Kahn’s beat at the Crimson was the university’s leadership, and many of his clips toed the ostensibly objective, two-sided line the Times has long favored, but did so with exceptional generosity towards his most powerful subjects. Among them: billionaire presidential candidate Ross Perot (whom Kahn hailed as potentially “one of the greatest Harvard benefactors in recent decades”) and more-successful presidential candidate Ronald Reagan (whose 1986 Reykjavik Summit with Mikhail Gorbachev Kahn approvingly contrasted with Neville Chamberlain’s 1938 meeting with Adolph Hitler). Notably, Kahn had less generous things to say about Rev. Jesse Jackson, whose progressive activism, particularly around apartheid South Africa, he lambasted in a 1985 piece as “political,” “opportunistic,” and lacking “moral authority.”

A recurring character was Harvard’s president at the time, legal scholar Derek Bok. Bok’s greatest hits included inviting then-president Ronald Reagan to be the 1986 commencement speaker and a pointed lack of engagement with student protests over the school’s investments in apartheid South Africa. Kahn covered both of these developments, and the latter more than almost anything else. In a series of articles on the apartheid divestment protests, he painted Bok as a well-intentioned educator beleaguered by sanctimonious student activists.

His most explicit defense came in a piece titled, “Moral Fences Do Not Make Good Neighbors,” about Bok’s widely-mocked proposal to fund a $1 million program that would send 30 Harvard students to South African schools rather than divest. Kahn compared that program to FDR’s New Deal — “a bold initiative designed to fight the greatest depression this country has ever faced” — and suggested that students who felt otherwise merely “claim[ng] a monopoly on morality.” Activists would remain dissatisfied by all of Bok’s efforts, Kahn argued, short of “personally hiring a plane, flying to Pretoria, and splitting P.W. Botha’s head with an Uzi submachine gun.”

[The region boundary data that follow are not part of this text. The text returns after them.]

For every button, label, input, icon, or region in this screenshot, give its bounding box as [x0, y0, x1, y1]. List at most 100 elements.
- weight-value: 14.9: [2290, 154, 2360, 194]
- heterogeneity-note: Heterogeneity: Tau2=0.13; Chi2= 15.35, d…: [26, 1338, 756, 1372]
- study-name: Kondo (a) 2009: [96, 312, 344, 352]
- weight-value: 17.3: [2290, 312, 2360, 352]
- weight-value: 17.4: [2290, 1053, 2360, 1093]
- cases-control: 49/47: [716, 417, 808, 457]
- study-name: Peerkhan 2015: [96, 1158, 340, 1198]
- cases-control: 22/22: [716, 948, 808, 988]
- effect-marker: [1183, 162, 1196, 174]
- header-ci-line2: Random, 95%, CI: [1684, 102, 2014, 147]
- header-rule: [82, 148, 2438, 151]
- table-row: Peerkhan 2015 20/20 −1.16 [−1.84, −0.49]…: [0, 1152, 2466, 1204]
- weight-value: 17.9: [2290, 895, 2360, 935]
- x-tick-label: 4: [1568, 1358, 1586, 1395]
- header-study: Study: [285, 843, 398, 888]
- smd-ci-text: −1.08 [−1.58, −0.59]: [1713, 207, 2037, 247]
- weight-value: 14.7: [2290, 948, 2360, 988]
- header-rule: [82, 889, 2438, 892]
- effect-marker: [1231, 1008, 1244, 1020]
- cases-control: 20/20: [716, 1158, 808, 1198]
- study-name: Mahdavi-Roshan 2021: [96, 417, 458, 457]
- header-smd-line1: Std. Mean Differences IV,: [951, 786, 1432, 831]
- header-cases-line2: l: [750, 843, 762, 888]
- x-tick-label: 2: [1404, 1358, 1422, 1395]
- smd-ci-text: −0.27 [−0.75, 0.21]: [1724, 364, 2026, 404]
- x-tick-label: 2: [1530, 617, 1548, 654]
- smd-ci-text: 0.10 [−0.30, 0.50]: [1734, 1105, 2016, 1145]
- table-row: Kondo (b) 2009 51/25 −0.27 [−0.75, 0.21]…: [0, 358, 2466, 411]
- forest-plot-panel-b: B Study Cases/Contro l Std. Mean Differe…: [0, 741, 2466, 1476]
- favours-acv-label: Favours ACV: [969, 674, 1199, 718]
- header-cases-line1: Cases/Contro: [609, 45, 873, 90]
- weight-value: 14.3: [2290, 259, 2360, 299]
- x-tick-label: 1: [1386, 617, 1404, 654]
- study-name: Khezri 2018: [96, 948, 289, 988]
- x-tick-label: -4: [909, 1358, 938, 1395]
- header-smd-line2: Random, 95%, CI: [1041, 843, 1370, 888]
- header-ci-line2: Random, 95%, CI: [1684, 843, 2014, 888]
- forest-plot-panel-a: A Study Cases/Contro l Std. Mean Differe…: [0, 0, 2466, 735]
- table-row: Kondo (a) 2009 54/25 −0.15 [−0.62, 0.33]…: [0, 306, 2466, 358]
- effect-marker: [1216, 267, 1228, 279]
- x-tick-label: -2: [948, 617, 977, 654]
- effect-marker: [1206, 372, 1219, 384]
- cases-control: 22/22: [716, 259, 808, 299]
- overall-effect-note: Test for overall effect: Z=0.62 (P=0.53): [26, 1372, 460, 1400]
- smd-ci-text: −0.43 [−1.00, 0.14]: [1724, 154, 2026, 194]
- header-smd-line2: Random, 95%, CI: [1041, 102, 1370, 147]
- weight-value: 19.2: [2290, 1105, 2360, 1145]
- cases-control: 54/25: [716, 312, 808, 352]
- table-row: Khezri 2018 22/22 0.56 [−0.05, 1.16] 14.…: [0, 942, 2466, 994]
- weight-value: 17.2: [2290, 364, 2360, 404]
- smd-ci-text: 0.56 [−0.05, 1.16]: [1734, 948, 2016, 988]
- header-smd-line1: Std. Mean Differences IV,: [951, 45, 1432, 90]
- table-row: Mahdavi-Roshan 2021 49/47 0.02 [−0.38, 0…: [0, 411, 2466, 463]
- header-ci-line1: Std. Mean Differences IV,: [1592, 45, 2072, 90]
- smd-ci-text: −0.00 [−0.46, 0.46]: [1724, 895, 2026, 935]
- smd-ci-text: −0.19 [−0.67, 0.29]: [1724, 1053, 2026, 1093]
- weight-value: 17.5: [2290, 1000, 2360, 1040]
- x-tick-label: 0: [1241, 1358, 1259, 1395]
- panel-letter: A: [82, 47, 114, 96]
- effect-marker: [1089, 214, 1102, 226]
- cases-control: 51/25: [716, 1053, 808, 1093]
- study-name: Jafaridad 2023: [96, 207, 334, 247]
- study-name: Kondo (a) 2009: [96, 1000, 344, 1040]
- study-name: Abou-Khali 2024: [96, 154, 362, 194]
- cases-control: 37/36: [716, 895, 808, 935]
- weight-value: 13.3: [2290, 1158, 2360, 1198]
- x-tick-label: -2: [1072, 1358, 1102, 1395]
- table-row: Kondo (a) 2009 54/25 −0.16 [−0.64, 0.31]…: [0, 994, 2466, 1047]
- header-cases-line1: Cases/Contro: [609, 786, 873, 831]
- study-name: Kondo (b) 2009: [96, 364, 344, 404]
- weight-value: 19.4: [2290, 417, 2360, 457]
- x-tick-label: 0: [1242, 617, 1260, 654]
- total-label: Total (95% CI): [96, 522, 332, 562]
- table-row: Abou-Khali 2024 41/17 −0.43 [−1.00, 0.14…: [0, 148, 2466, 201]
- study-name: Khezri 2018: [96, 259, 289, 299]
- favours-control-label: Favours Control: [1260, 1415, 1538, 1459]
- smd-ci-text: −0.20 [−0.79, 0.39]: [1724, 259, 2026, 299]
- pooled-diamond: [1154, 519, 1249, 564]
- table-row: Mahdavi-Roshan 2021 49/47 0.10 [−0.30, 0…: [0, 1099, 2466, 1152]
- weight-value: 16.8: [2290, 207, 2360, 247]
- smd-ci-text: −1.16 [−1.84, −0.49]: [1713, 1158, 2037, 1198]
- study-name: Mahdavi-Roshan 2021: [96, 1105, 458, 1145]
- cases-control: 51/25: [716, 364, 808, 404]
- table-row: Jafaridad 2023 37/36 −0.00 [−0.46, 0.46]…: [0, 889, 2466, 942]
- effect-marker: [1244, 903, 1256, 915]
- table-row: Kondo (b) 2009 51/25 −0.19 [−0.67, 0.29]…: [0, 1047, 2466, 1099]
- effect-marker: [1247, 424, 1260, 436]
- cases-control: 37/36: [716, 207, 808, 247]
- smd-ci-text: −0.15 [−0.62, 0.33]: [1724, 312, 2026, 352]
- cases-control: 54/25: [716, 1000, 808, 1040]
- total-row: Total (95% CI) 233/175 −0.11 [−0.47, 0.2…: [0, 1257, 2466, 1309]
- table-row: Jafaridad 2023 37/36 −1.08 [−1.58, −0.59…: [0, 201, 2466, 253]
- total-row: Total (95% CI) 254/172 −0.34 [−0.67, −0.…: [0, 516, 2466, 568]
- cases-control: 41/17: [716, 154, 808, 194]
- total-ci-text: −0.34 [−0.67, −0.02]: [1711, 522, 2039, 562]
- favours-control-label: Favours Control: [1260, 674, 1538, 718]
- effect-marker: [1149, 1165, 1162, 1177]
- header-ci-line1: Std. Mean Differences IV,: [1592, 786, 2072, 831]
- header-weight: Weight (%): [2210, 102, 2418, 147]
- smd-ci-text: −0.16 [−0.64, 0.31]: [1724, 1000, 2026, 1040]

When the internship proposal later became, per Kahn, a “public relations nightmare” and “arguably the most widely criticized of any of Harvard's ties to South Africa,” the writer changed his tune. In a begrudging op-ed titled, “Give Them What They Want,” Kahn conceded:

If Harvard is to help Blacks, as it claims to desire, it must invest only in companies Blacks approve of and supply interns only to institutions that Blacks wholeheartedly support. If told that no interns and no investments support the interests of Blacks, then divestment and disengagement are the only options.

Kahn's focus on school governance did not preclude him from wading into other topics — like federal deficit spending (bad), or pay equity (questionable at best), or America’s culpability in Middle Eastern conflicts (not “in any way” responsible). In a 1984 piece called “Incomparable Waste,” for example, Kahn opined on the increasingly loud calls for “comparable worth,” or what some might call “equal pay for equal work.” Kahn’s take on the matter — which largely concerns the onerous burden it would impose on business — can be summed up by this line: “The concept sounds good, but then so did Communism.”

Kahn’s final piece for the Crimson was about the introduction of a Women’s Studies department — formed after a faculty vote in which only one professor voted “nay.” In Kahn’s mind, this single voter, Harvey C. Mansfield, Jr., spoke for the “intimidated minority” who “feared the precedent of an 'affirmative action' field of study.” That so few rushed to join Mansfield, Kahn diagnosed, reflected a “fundamental” problem within the Harvard community: “Those who govern it view public dissent as damaging, free debate as dangerous.”

That sounds bad, but it can be harsh to be judged by one's college output. So in fairness here are 800 humiliating words I wrote about the “Legendary Ninth Annual Harvard Square Chocolate Festival.” Congrats, Joe!